The primary objective of this study is to evaluate the feasibility of utilizing digital health technology with OUD patients as measured by a 12-week period of continuous assessment using EMA and digital sensing.
The secondary objective of this study is to examine the utility of EMA, digital sensing, and social media data (separately and compared to one another) in predicting OUD treatment retention and buprenorphine medication adherence.

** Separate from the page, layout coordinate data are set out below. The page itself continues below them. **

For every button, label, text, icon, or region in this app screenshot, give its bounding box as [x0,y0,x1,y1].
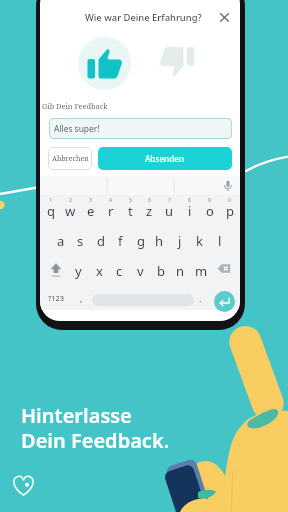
button[interactable]: l [210,225,229,255]
staticText: k [196,232,203,250]
button[interactable]: 6 [140,195,159,225]
staticText: ?123 [48,293,65,303]
staticText: r [108,202,114,220]
staticText: Absenden [145,153,185,164]
staticText: 4 [109,197,112,204]
staticText: o [206,202,214,220]
button[interactable]: Close [216,9,233,26]
staticText: d [97,232,105,250]
button[interactable]: n [171,255,190,285]
button[interactable]: 8 [180,195,199,225]
staticText: f [118,232,123,250]
staticText: j [178,232,182,250]
button[interactable]: x [90,255,109,285]
staticText: w [65,202,76,220]
button[interactable]: 7 [160,195,179,225]
staticText: v [137,262,144,280]
staticText: p [226,202,234,220]
button[interactable]: g [131,225,150,255]
button[interactable]: , [73,285,89,315]
staticText: h [155,232,164,250]
button[interactable]: v [131,255,150,285]
button[interactable]: c [110,255,129,285]
staticText: m [195,262,208,280]
button[interactable]: Thumbs up [78,37,131,90]
button[interactable]: App logo [10,472,37,499]
button[interactable]: Shift [44,255,68,285]
staticText: x [96,262,103,280]
button[interactable]: 3 [81,195,100,225]
staticText: s [77,232,84,250]
button[interactable]: a [51,225,70,255]
button[interactable]: Abbrechen [48,147,92,170]
staticText: Gib Dein Feedback [42,101,108,111]
staticText: . [199,292,202,304]
button[interactable]: y [69,255,88,285]
button[interactable]: b [151,255,170,285]
button[interactable]: 9 [200,195,219,225]
staticText: a [57,232,65,250]
staticText: g [137,232,145,250]
staticText: c [116,262,123,280]
staticText: i [188,202,192,220]
staticText: 9 [208,197,211,204]
button[interactable]: m [192,255,211,285]
staticText: , [80,292,83,304]
staticText: b [157,262,165,280]
staticText: l [218,232,222,250]
button[interactable]: ?123 [44,285,68,315]
button[interactable]: Thumbs down [157,45,196,79]
button[interactable]: Absenden [98,147,232,170]
button[interactable]: h [150,225,169,255]
button[interactable]: 4 [101,195,120,225]
button[interactable]: 5 [121,195,140,225]
button[interactable]: d [91,225,110,255]
staticText: 2 [69,197,72,204]
button[interactable]: 0 [220,195,239,225]
button[interactable]: Alles super! [49,118,232,139]
staticText: 0 [228,197,231,204]
button[interactable]: Enter [214,291,235,312]
staticText: 7 [168,197,171,204]
button[interactable]: 1 [41,195,60,225]
button[interactable]: Backspace [212,255,236,285]
button[interactable]: j [170,225,189,255]
staticText: e [87,202,95,220]
staticText: u [165,202,174,220]
button[interactable]: 2 [61,195,80,225]
staticText: 3 [89,197,92,204]
button[interactable]: s [71,225,90,255]
staticText: 1 [49,197,52,204]
staticText: Alles super! [54,123,100,134]
button[interactable]: k [190,225,209,255]
staticText: z [146,202,153,220]
button[interactable]: . [192,285,208,315]
staticText: Hinterlasse Dein Feedback. [21,402,170,454]
staticText: 8 [188,197,191,204]
staticText: n [176,262,185,280]
staticText: Abbrechen [52,154,89,164]
staticText: 6 [148,197,151,204]
staticText: t [128,202,133,220]
button[interactable]: f [111,225,130,255]
staticText: q [47,202,55,220]
staticText: y [75,262,82,280]
staticText: Wie war Deine Erfahrung? [85,11,202,24]
staticText: 5 [129,197,132,204]
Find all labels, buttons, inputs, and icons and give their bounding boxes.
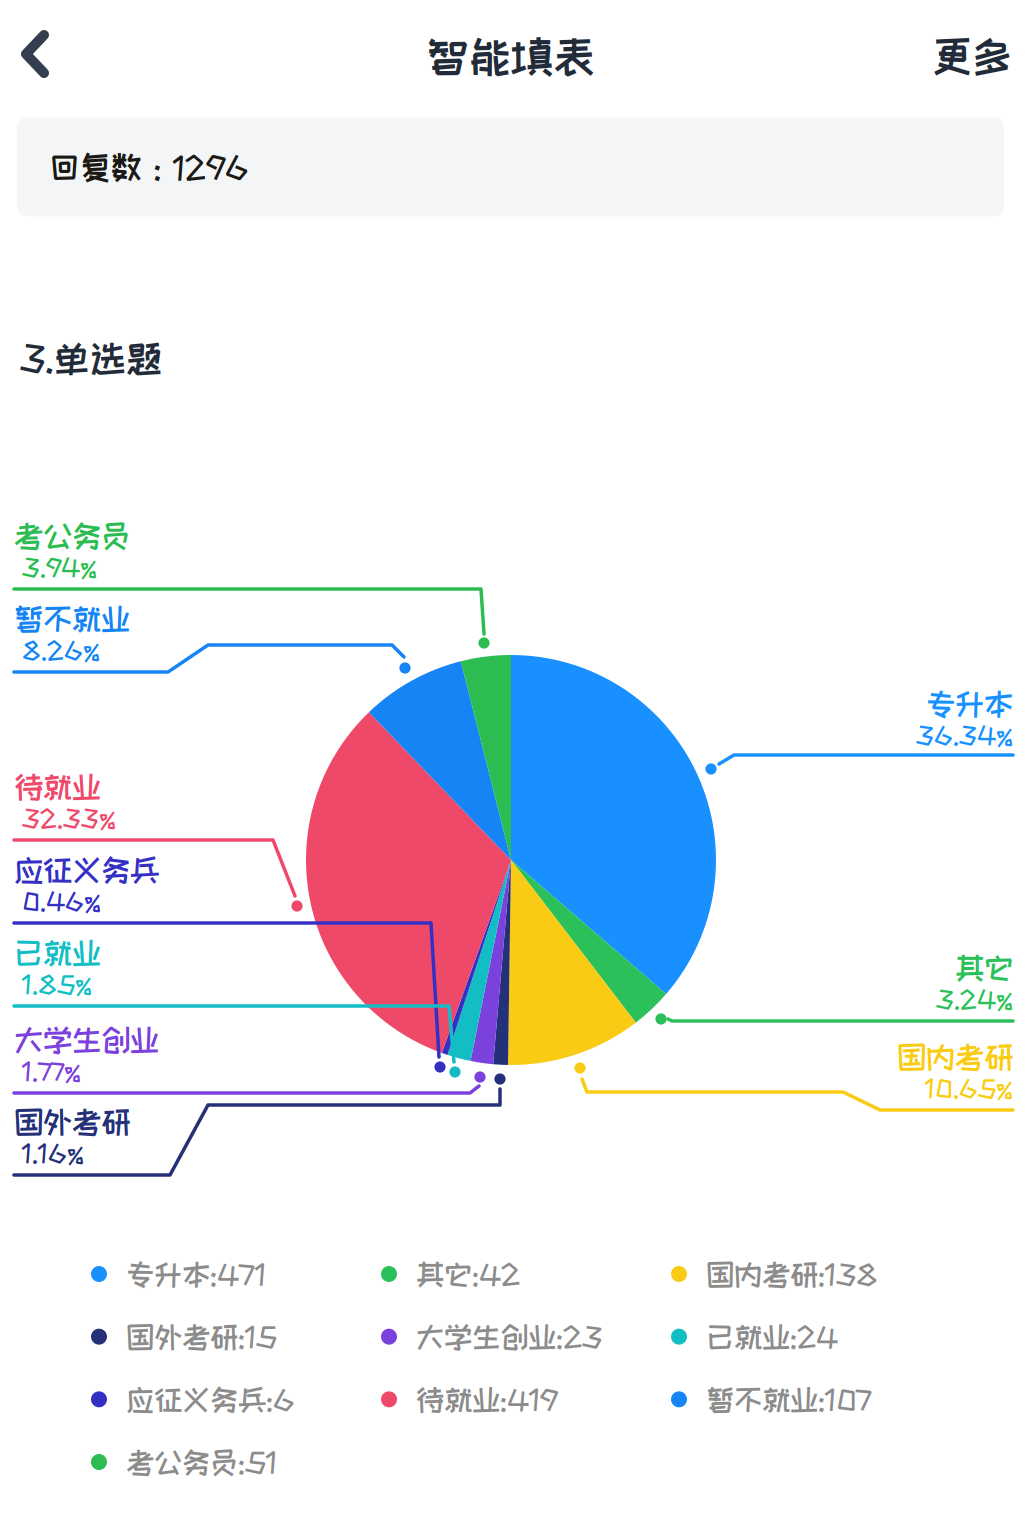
staticText: 3.单选题 xyxy=(20,339,162,377)
staticText: 待就业 xyxy=(14,771,101,803)
staticText: 1.85% xyxy=(22,971,92,997)
staticText: 大学生创业:23 xyxy=(416,1321,602,1352)
staticText: 大学生创业 xyxy=(14,1024,159,1056)
staticText: 专升本 xyxy=(926,688,1013,720)
staticText: 1.16% xyxy=(22,1140,84,1166)
staticText: 暂不就业 xyxy=(14,603,130,635)
staticText: 更多 xyxy=(932,34,1012,78)
staticText: 国外考研 xyxy=(14,1106,130,1138)
staticText: 国外考研:15 xyxy=(126,1321,277,1352)
staticText: 8.26% xyxy=(22,637,100,663)
staticText: 专升本:471 xyxy=(126,1259,266,1289)
staticText: 0.46% xyxy=(22,888,101,914)
staticText: 考公务员:51 xyxy=(126,1447,277,1477)
staticText: 回复数：1296 xyxy=(49,151,248,183)
staticText: 已就业 xyxy=(14,937,101,969)
button[interactable]: Back xyxy=(0,4,75,104)
staticText: 其它:42 xyxy=(416,1259,520,1289)
staticText: 待就业:419 xyxy=(416,1384,558,1415)
staticText: 3.24% xyxy=(936,986,1013,1012)
staticText: 1.77% xyxy=(22,1058,81,1084)
staticText: 智能填表 xyxy=(427,33,595,79)
staticText: 应征义务兵:6 xyxy=(126,1384,294,1415)
staticText: 已就业:24 xyxy=(706,1321,838,1352)
staticText: 国内考研:138 xyxy=(706,1259,878,1289)
staticText: 应征义务兵 xyxy=(14,854,159,886)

This study is the first to employ passive mobile sensing, social media data, and active responses to queries on mobile devices using EMA to obtain moment-by-moment quantification of individual-level data that may predict retention and other treatment outcomes in a population of persons in buprenorphine medication treatment with OUD (MOUD). This project brings together experts in OUD, digital health, mobile sensing, digital health data analytics, and EHR research and reflects a novel collaboration between academic institutions, a healthcare system, and an industry partner.
Public Health Relevance
The opioid overdose rate has increased significantly in recent years and is now the leading cause of death in individuals under 50 years old. Better characterization of individuals with OUD is needed to improve the identification of novel targets, treatment retention/outcomes, and advancement of personalized medicine by identifying biological and behavioral markers of severity, treatment response, as well as new conceptualizations of symptom clusters. This study has the potential to inform the advancement of personalized OUD treatment and significantly impact the response to the opioid crisis.